We were shown photos of the destruction of the AU base in Haskanita, with Abu Garda sitting there listening intently, and told how looted AU cars were seen in his possession the day after the attack. The session moves slowly with repetitions of long document numbers (did you mean …. 553 or 533?), whether they are public documents or not and working out whether translations have worked between the English, French and Arabic.

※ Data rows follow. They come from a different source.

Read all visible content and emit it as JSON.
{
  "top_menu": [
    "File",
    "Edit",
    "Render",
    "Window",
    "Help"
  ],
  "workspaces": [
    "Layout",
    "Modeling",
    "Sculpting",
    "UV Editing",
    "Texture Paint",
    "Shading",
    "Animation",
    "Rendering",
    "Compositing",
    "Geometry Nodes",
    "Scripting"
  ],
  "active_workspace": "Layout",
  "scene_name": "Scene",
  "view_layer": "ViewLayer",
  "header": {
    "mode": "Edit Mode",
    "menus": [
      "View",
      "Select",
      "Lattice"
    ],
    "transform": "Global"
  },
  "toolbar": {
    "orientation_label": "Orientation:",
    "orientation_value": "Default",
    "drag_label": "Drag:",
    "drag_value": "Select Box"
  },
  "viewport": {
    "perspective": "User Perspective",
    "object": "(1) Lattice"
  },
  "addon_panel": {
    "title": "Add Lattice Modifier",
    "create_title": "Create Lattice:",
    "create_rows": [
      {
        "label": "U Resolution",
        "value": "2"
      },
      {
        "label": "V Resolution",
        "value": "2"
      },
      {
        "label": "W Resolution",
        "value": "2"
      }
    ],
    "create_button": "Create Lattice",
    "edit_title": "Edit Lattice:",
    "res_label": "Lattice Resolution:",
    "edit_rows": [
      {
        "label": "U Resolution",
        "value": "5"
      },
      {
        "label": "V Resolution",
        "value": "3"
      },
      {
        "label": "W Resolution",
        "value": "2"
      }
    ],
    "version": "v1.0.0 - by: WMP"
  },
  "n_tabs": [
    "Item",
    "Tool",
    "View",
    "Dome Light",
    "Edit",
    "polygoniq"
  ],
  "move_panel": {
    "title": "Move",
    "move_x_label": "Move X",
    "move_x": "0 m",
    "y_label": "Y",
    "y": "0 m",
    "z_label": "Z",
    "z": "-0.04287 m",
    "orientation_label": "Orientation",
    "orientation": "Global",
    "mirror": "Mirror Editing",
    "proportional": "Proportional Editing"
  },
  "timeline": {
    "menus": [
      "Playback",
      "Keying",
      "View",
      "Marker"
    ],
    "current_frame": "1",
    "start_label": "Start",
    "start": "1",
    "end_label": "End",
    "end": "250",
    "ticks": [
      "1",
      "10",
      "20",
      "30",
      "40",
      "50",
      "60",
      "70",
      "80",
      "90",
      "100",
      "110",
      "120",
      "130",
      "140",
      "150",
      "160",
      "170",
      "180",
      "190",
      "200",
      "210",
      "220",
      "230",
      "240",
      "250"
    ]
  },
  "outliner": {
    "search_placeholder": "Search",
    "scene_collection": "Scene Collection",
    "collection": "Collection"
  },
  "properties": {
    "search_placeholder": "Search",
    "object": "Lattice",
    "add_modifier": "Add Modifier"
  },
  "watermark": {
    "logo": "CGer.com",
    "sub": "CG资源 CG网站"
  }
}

The court has not finished a trial yet, so many procedural issues are still being worked out. Yesterday the Victims’ representative was allowed to meet a prosecution witness, when speaking in English in the presence of a court official, but not about the testimony, since the court does not allow witness proofing (in contrast to the ICTY; and painfully clear when a prosecution witness in the Lubanga case said some surprising things and changed his testimony).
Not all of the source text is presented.